Correlative light and electron microscopy (CLEM) of liver cells infected with genetically modified hepatitis C viruses (HCV) and treated with the daclatasvir drug. Top left: Fluorescence microscopy of the live cells. The cell marked with a white-dotted square is enlarged in the centre image. Top right: Superposition of electron microscope image (EM) and a fluorescence image of the same cell. EM images were produced of the areas marked in yellow, which are visible in the centre row. The centre row shows EM images of cells that were infected with daclatasvir-resistant HCV. The treatment had no effect on the development of replication factories (blue arrows). The bottom row shows EM images of cells that were infected with daclatasvir-sensitive HCV. It shows that treatment with daclatasvir completely inhibited the development of replication factories (identifiable by the absence of vesicles with a double membrane). Vesicles can always be found near lipid droplets (LD).
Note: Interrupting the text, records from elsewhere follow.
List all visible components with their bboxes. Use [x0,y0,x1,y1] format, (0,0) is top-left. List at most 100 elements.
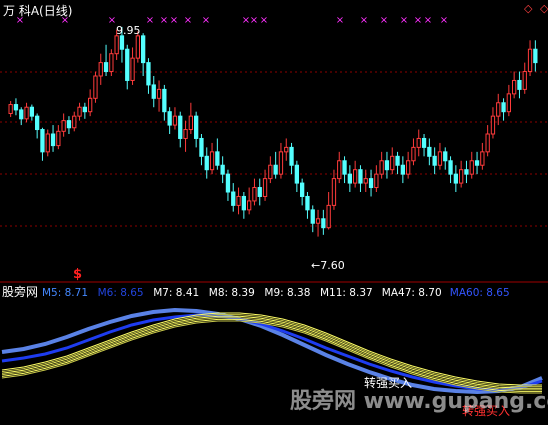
candle-body [167,111,172,126]
legend-item: M6: 8.65 [98,287,144,299]
candle-body [125,48,130,81]
candle-body [363,178,368,184]
candle-body [156,88,162,99]
candle-body [35,115,40,131]
signal-dollar-icon: $ [73,267,82,282]
candle-body [453,173,459,184]
candle-body [93,75,98,99]
top-marker: × [170,15,178,26]
candle-body [289,146,294,166]
series-line-m6 [1,313,543,392]
candle-body [326,204,331,229]
legend-item: M8: 8.39 [209,287,255,299]
candle-body [135,35,140,59]
high-price-label: 9.95 [116,24,141,37]
candle-body [13,104,19,111]
legend-item: M5: 8.71 [42,287,88,299]
candle-body [29,106,35,117]
indicator-name: 股旁网 [2,284,38,299]
candle-body [77,106,82,117]
candle-body [141,35,146,64]
legend-item: MA47: 8.70 [382,287,442,299]
candle-body [257,187,262,197]
candle-body [151,84,156,99]
candle-body [278,151,284,175]
low-price-label: ←7.60 [311,259,345,272]
candle-body [432,155,437,166]
candle-body [496,102,501,117]
candle-body [305,195,310,211]
candle-body [220,164,225,175]
candle-body [469,160,474,175]
diamond-icon[interactable]: ◇ [540,2,548,15]
candle-body [241,195,246,211]
top-marker: × [260,15,268,26]
top-marker: × [414,15,422,26]
candle-body [406,160,411,175]
candle-body [421,137,427,148]
candle-body [331,178,337,206]
top-marker: × [424,15,432,26]
candle-body [485,133,490,153]
candle-body [188,115,193,131]
candle-body [284,146,289,153]
candle-body [66,120,72,129]
candle-body [501,102,506,113]
candle-body [437,151,443,166]
top-marker: × [202,15,210,26]
candle-body [310,209,315,224]
chart-title: 万 科A(日线) [3,4,72,18]
top-marker: × [360,15,368,26]
legend-item: M7: 8.41 [153,287,199,299]
candle-body [390,155,395,171]
top-marker: × [160,15,168,26]
candle-body [400,164,406,175]
candle-body [262,178,268,197]
top-marker: × [440,15,448,26]
top-marker: × [250,15,258,26]
top-markers: × × × × × × × × × × × × × × × × × × [16,15,448,26]
candle-body [8,104,13,114]
candle-body [315,218,321,224]
legend-item: MA60: 8.65 [450,287,510,299]
candle-body [337,160,342,180]
candle-body [395,155,400,166]
candle-body [146,62,151,86]
candle-body [178,115,183,139]
indicator-legend: M5: 8.71 M6: 8.65 M7: 8.41 M8: 8.39 M9: 8.38… [42,287,510,299]
diamond-icon[interactable]: ◇ [524,2,533,15]
candle-body [353,169,358,184]
candle-body [416,137,421,148]
candle-body [56,130,61,147]
candle-body [215,151,220,166]
indicator-lines [1,307,543,395]
candle-body [199,137,204,157]
candle-body [427,146,432,157]
buy-signal-label: 转强买入 [364,375,412,390]
candle-body [231,191,236,206]
candle-body [114,35,119,55]
candle-body [368,178,374,189]
top-marker: × [336,15,344,26]
candle-body [88,97,93,113]
candle-body [533,48,538,64]
top-marker: × [380,15,388,26]
kline-chart: × × × × × × × × × × × × × × × × × × 万 科A(日线) ◇ ◇ 9.95 ←7.… [0,2,548,418]
candle-body [527,48,533,73]
candle-body [522,71,527,90]
candle-body [40,129,45,153]
candle-body [342,160,347,175]
candle-body [474,160,480,166]
candle-body [119,35,125,50]
candle-body [459,169,464,184]
candle-body [347,173,353,184]
watermark: 股旁网 www.gupang.com [290,388,548,414]
candle-body [236,195,241,206]
top-marker: × [400,15,408,26]
top-marker: × [108,15,116,26]
candle-body [50,133,56,147]
candle-body [204,155,209,171]
candle-body [384,160,390,171]
candle-body [98,62,103,77]
candle-body [103,62,109,73]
We also enable researchers from joint projects to carry out analysis on cells or tissues that are infected with other pathogens. For example, the structure of Zika virus’ replication factories was deciphered in close collaboration with the research field “Emerging Infections”, and it was demonstrated that inhibitors of the cytoskeleton prevent the replication of the virus in human neuronal cells.
In numerous collaborative projects, our working group was also able to decipher the mechanism of action of a new inhibitor against the Dengue virus and identify a target against the human Norovirus. These results were achieved in particular with the help of correlative microscopy, a combination of light and electron microscopy. During the SARS-CoV-2 pandemic, our working group identified the viral and cellular components required for the formation of SARS-CoV-2 replication factories. Both the SARS-CoV-2 proteins and the required cellular components can serve as candidates for targeted therapy of SARS-CoV-2 infection. The working group was also instrumental in the development of image-based analytical methods for the characterisation of SARS-CoV-2 virions.
Electron tomography of Zika virus (ZIKV) induced replication factories in human neuron precursor cells. The cells were fixed 24 hours after infection, bedded in epoxy resin and analysed by means of electron tomography. Left: Single tomography images showing ZIKV-induced vesicles (Ve) in the rough endoplasmic reticulum (ER) and virions (Vi). Scale: 100 nm. Right: 3D surface model of the area marked in yellow. ER membranes are light blue, virus induced vesicles are dark blue, virions golden and intermediate filaments are red. Scale length: 200 nm.
An important feature of our working group is that it provides training in the use of light and electron microscopy. The training is offered in close collaboration with the HIV Microscopy Unit and includes training on the use of both established and new microscopy methods as well as analysis procedures and quantification of light microscope images.